Bachman and the other 100 or so racketeers launching that day were also required to obtain clearance from the Federal Aviation Administration.
Two hours into his preparation he suffered a minor setback when one of the black powder ejection charges, used to separate the rocket’s stages, ignited, causing a loud bang, a minor ruckus and no small degree of embarrassment.
It was early afternoon when the replica of a Nike Smoke, a rocket once used by NASA to measure wind speeds in the upper atmosphere, lit up, eventually hitting an altitude of 4,300 feet before falling back to earth.
What can go wrong
Bachman’s performance that day would earn him a Level 3 certification from the National Association of Rocketry. In the world of amateur rocketry it means he can launch darn near anything he can afford.

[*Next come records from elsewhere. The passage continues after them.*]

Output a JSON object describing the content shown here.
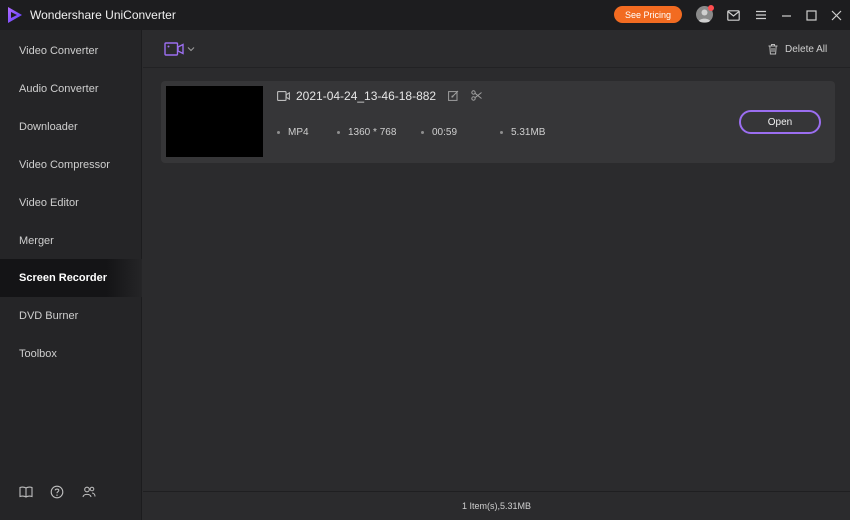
{
  "app": {
    "title": "Wondershare UniConverter"
  },
  "titlebar": {
    "pricing_label": "See Pricing",
    "brand_color": "#f26b21"
  },
  "sidebar": {
    "items": [
      {
        "label": "Video Converter"
      },
      {
        "label": "Audio Converter"
      },
      {
        "label": "Downloader"
      },
      {
        "label": "Video Compressor"
      },
      {
        "label": "Video Editor"
      },
      {
        "label": "Merger"
      },
      {
        "label": "Screen Recorder",
        "active": true
      },
      {
        "label": "DVD Burner"
      },
      {
        "label": "Toolbox"
      }
    ],
    "footer_icons": [
      "book-icon",
      "help-icon",
      "community-icon"
    ]
  },
  "toolbar": {
    "delete_all_label": "Delete All",
    "accent_color": "#9b6ef0"
  },
  "file": {
    "name": "2021-04-24_13-46-18-882",
    "format": "MP4",
    "resolution": "1360 * 768",
    "duration": "00:59",
    "size": "5.31MB",
    "open_label": "Open"
  },
  "status": {
    "summary": "1 Item(s),5.31MB"
  }
}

And therein lies one of the keys to high-powered rocketry.
“It’s not something you want to be putting on your credit card,” says Bachman.
Bachman’s behemoth cost about $3,000 to build -- $500 for the basic kit and another $2,500 for all the equipment and electronics. It cost between $300 and $350 to pack the 3-by-32-inch rocket motor, prior to launch.

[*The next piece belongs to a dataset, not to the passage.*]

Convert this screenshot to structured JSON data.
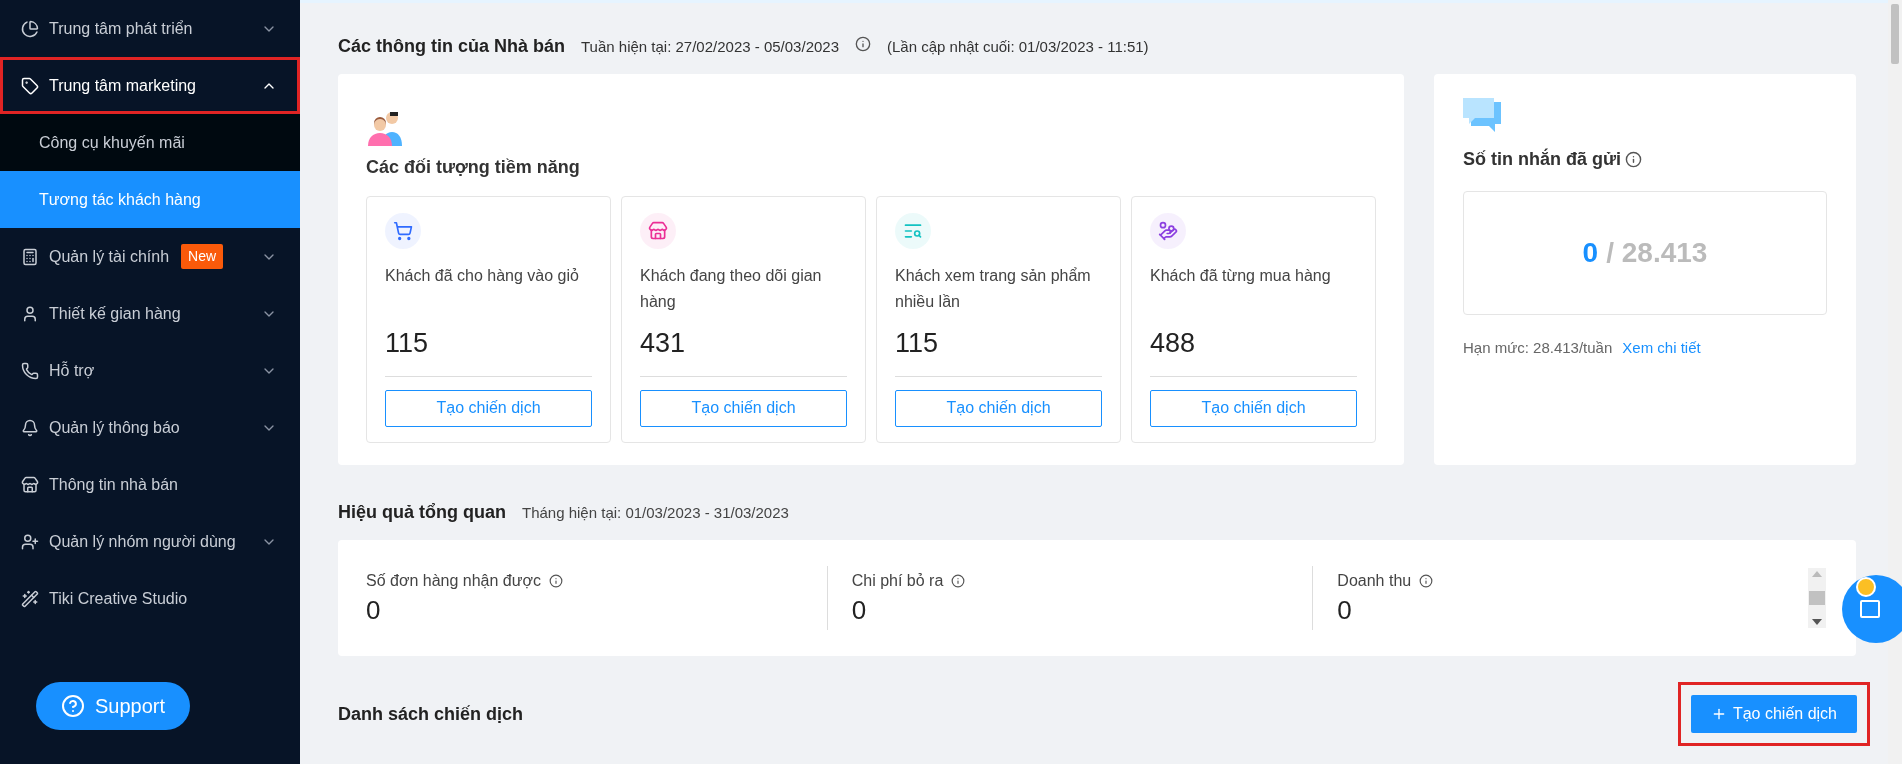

“It works out to about $70 per second on the way up. That’s as long as nothing goes wrong,” he says.
And things will go wrong.
“We have names for those things,” says Bachman, “;ike CATO, which stands for a catastrophic failure. If you have a CATO, it usually means you have to buy a new rocket. Less damage is called a shred, it generally means something has fallen off that wasn’t supposed to.
“If the parachute deploys on the way up, we call it skywriting. If it fails to deploy on the way down, your rocket becomes a lawn dart.”
Reaching the apogee
In April 2009, an amateur rocket builder/auto body repairman from Akron, Ohio, successfully launched a 36-foot-tall scale model of the Saturn V rocket that took men to the moon.
Using an array of nine motors, he sent the 1,648-pound behemoth 4,400 feet straight up into the Delaware sky.
Several amateur rocket makers, seeking altitude records, have launched into the 40,000-foot range.
And in 2004, a team of 25 amateurs using an experimental rocket motor (not considered in the same class as high-powered rocket fliers using specifically configured motors) reached 72 miles (380,000 feet) above the Nevada desert, surpassing the 62.14-mile limit, considered the border of space.
The rocket hit 4,200 miles per hour in just 10 seconds -- impressive but far short of the 25,000 miles per hours needed to escape the earth’s gravity and go into orbit.
Following Bachman’s Level 3 qualifying launch in 2009, Spannagel went out and bought own rocket. Four months later he passed his Level 2 qualification. He is taking his time building his own Level 3 qualification rocket.
In the meantime, the two are looking for someone with an inordinately large piece of land (twice the diameter of the anticipated altitude of the launch) on which they can launch their rockets without having to go to Phoenix.
They are also looking for anyone else in the valley interested in starting a high-powered rocket club.
They do, however, have a word of caution.
“It’s addicting. There is no doubt about it,” says Spannagel. “They don’t say it anywhere in the instruction books, but I have learned the two most important things for a successful launch are money and a very understanding wife.”